Bahwa juga Berdasarkan Surat Edaran Kapolri Nomor: SE/2/11/2021 tertanggal 19 Februari 2021, dalam rangka penegakan hukum yang berkeadilan, Polri senantiasa mengedepankan edukasi dan langkah persuasif sehingga dapat menghindari adanya dugaan kriminalisasi terhadap orang yang dilaporkan serta dapat menjamin ruang digital Indonesia agar tetap bersih, sehat, beretika, dan produktif, dengan memedomani hal-hal sebagai berikut:
- Mengikuti perkembangan pemanfaatan ruang digital yang terus berkembang dengan segala macam persoalannya.

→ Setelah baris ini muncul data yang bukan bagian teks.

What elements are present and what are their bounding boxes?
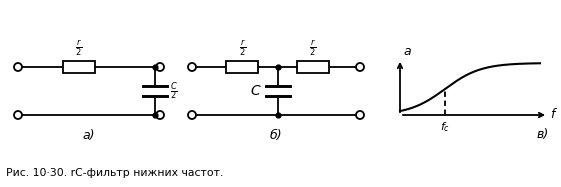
Text: б): б) [270, 129, 282, 142]
Text: Рис. 10·30. rC-фильтр нижних частот.: Рис. 10·30. rC-фильтр нижних частот. [6, 168, 223, 178]
Text: $\frac{r}{2}$: $\frac{r}{2}$ [239, 38, 246, 58]
Text: $f$: $f$ [550, 107, 558, 121]
Text: в): в) [537, 128, 549, 141]
Text: $\frac{r}{2}$: $\frac{r}{2}$ [75, 38, 82, 58]
Bar [297, 61, 329, 73]
Text: $f_c$: $f_c$ [440, 120, 450, 134]
Text: а): а) [83, 129, 95, 142]
Text: $a$: $a$ [403, 45, 412, 58]
Text: $C$: $C$ [250, 84, 261, 98]
Text: $\frac{r}{2}$: $\frac{r}{2}$ [309, 38, 316, 58]
Bar [227, 61, 259, 73]
Text: $\frac{C}{2}$: $\frac{C}{2}$ [170, 80, 178, 102]
Bar [63, 61, 95, 73]
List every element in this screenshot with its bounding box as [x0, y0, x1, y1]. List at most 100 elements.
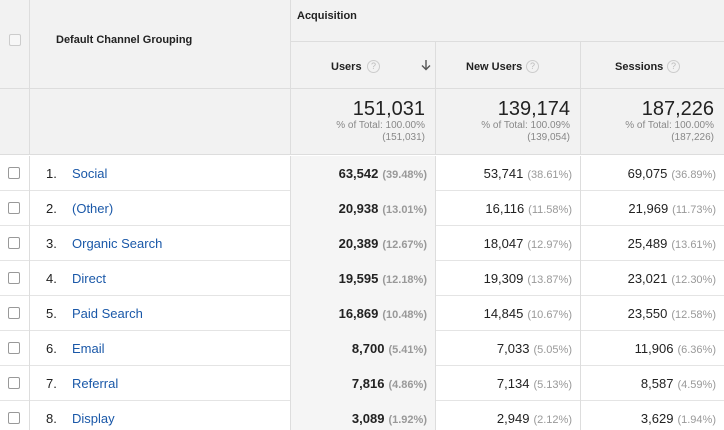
row-index: 4. [46, 271, 57, 286]
row-checkbox-cell [0, 366, 30, 401]
sessions-cell: 23,550 (12.58%) [581, 296, 724, 331]
sessions-value: 21,969 [628, 201, 669, 216]
row-checkbox[interactable] [8, 342, 20, 354]
row-index: 3. [46, 236, 57, 251]
sessions-value: 25,489 [627, 236, 668, 251]
row-dimension-cell: 2. (Other) [30, 191, 291, 226]
sessions-cell: 3,629 (1.94%) [581, 401, 724, 430]
users-value: 19,595 [338, 271, 379, 286]
new-users-value: 2,949 [496, 411, 530, 426]
total-new-users-value: 139,174 [497, 98, 570, 120]
total-new-users-pct: % of Total: 100.09% [481, 120, 570, 131]
row-checkbox[interactable] [8, 412, 20, 424]
sessions-percent: (13.61%) [671, 239, 716, 251]
total-new-users-abs: (139,054) [527, 132, 570, 143]
channel-link[interactable]: Display [72, 411, 115, 426]
table-row: 7. Referral 7,816 (4.86%) 7,134 (5.13%) 8,587 (… [0, 366, 724, 401]
sessions-percent: (36.89%) [671, 169, 716, 181]
sessions-value: 23,021 [627, 271, 668, 286]
users-value: 3,089 [351, 411, 385, 426]
channel-link[interactable]: Paid Search [72, 306, 143, 321]
dimension-header[interactable]: Default Channel Grouping [30, 0, 291, 89]
new-users-percent: (13.87%) [527, 274, 572, 286]
row-dimension-cell: 6. Email [30, 331, 291, 366]
row-index: 1. [46, 166, 57, 181]
new-users-value: 7,033 [496, 341, 530, 356]
users-cell: 7,816 (4.86%) [291, 366, 436, 401]
row-checkbox[interactable] [8, 307, 20, 319]
row-dimension-cell: 1. Social [30, 156, 291, 191]
total-sessions: 187,226 % of Total: 100.00% (187,226) [581, 89, 724, 155]
new-users-percent: (5.05%) [533, 344, 572, 356]
column-header-users[interactable]: Users ? [291, 42, 436, 89]
row-index: 7. [46, 376, 57, 391]
new-users-value: 53,741 [483, 166, 524, 181]
users-cell: 20,389 (12.67%) [291, 226, 436, 261]
new-users-percent: (11.58%) [528, 204, 572, 216]
channel-link[interactable]: Email [72, 341, 105, 356]
sessions-percent: (6.36%) [677, 344, 716, 356]
table-header: Default Channel Grouping Acquisition Use… [0, 0, 724, 89]
new-users-percent: (5.13%) [533, 379, 572, 391]
question-circle-icon[interactable]: ? [526, 60, 539, 73]
sessions-value: 69,075 [627, 166, 668, 181]
users-percent: (5.41%) [388, 344, 427, 356]
channel-link[interactable]: Referral [72, 376, 119, 391]
users-column-label: Users [331, 61, 362, 73]
table-row: 1. Social 63,542 (39.48%) 53,741 (38.61%) 69,0… [0, 156, 724, 191]
sessions-percent: (1.94%) [677, 414, 716, 426]
acquisition-label: Acquisition [297, 10, 357, 22]
channel-link[interactable]: Social [72, 166, 108, 181]
row-checkbox-cell [0, 331, 30, 366]
sessions-cell: 25,489 (13.61%) [581, 226, 724, 261]
users-value: 63,542 [338, 166, 379, 181]
question-circle-icon[interactable]: ? [367, 60, 380, 73]
row-checkbox-cell [0, 156, 30, 191]
row-checkbox[interactable] [8, 272, 20, 284]
arrow-down-icon[interactable] [419, 58, 433, 72]
new-users-percent: (38.61%) [527, 169, 572, 181]
users-cell: 3,089 (1.92%) [291, 401, 436, 430]
users-cell: 20,938 (13.01%) [291, 191, 436, 226]
users-cell: 63,542 (39.48%) [291, 156, 436, 191]
row-checkbox[interactable] [8, 202, 20, 214]
column-header-new-users[interactable]: New Users ? [436, 42, 581, 89]
table-row: 4. Direct 19,595 (12.18%) 19,309 (13.87%) 23,0… [0, 261, 724, 296]
users-percent: (12.18%) [382, 274, 427, 286]
users-percent: (13.01%) [382, 204, 427, 216]
table-row: 8. Display 3,089 (1.92%) 2,949 (2.12%) 3,629 (1… [0, 401, 724, 430]
channel-link[interactable]: Direct [72, 271, 106, 286]
new-users-cell: 18,047 (12.97%) [436, 226, 581, 261]
users-cell: 16,869 (10.48%) [291, 296, 436, 331]
new-users-cell: 14,845 (10.67%) [436, 296, 581, 331]
question-circle-icon[interactable]: ? [667, 60, 680, 73]
sessions-value: 8,587 [640, 376, 674, 391]
row-checkbox[interactable] [8, 167, 20, 179]
sessions-cell: 11,906 (6.36%) [581, 331, 724, 366]
channel-link[interactable]: Organic Search [72, 236, 163, 251]
sessions-cell: 69,075 (36.89%) [581, 156, 724, 191]
select-all-checkbox[interactable] [9, 34, 21, 46]
new-users-cell: 7,033 (5.05%) [436, 331, 581, 366]
row-checkbox-cell [0, 226, 30, 261]
acquisition-group-header: Acquisition [291, 0, 724, 42]
row-checkbox-cell [0, 191, 30, 226]
new-users-percent: (10.67%) [527, 309, 572, 321]
row-checkbox-cell [0, 401, 30, 430]
new-users-cell: 53,741 (38.61%) [436, 156, 581, 191]
new-users-cell: 19,309 (13.87%) [436, 261, 581, 296]
sessions-value: 23,550 [627, 306, 668, 321]
channel-link[interactable]: (Other) [72, 201, 114, 216]
totals-checkbox-cell [0, 89, 30, 155]
column-header-sessions[interactable]: Sessions ? [581, 42, 724, 89]
totals-dimension-cell [30, 89, 291, 155]
new-users-value: 19,309 [483, 271, 524, 286]
row-index: 2. [46, 201, 57, 216]
total-sessions-abs: (187,226) [671, 132, 714, 143]
table-row: 6. Email 8,700 (5.41%) 7,033 (5.05%) 11,906 (6.… [0, 331, 724, 366]
row-checkbox[interactable] [8, 377, 20, 389]
row-dimension-cell: 5. Paid Search [30, 296, 291, 331]
new-users-cell: 7,134 (5.13%) [436, 366, 581, 401]
row-index: 5. [46, 306, 57, 321]
row-checkbox[interactable] [8, 237, 20, 249]
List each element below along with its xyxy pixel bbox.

- Memahami budaya beretika yang terjadi di ruang digital dengan menginventarisir berbagai permasalahan dan dampak yang terjadi di masyarakat.
- Mengedepankan upaya preemtif dan preventif melalui virtual police dan virtual alert yang bertujuan untuk memonitor, mengedukasi, memberikan peringatan, serta mencegah masyarakat dari potensi tindak pidana siber.
- Serta dalam menerima laporan dari masyarakat, harus membedakan antara kritik, masukan, hoaks, dan pencemaran nama baik yang dapat dipidana untuk selanjutnya menentukan langkah yang akan diambil.
Serta, berprinsip bahwa hukum pidana merupakan upaya terakhir dalam penegakan hukum (ultimatum remidium) dan mengedepankan restorative justice dalam penyelesaian perkara.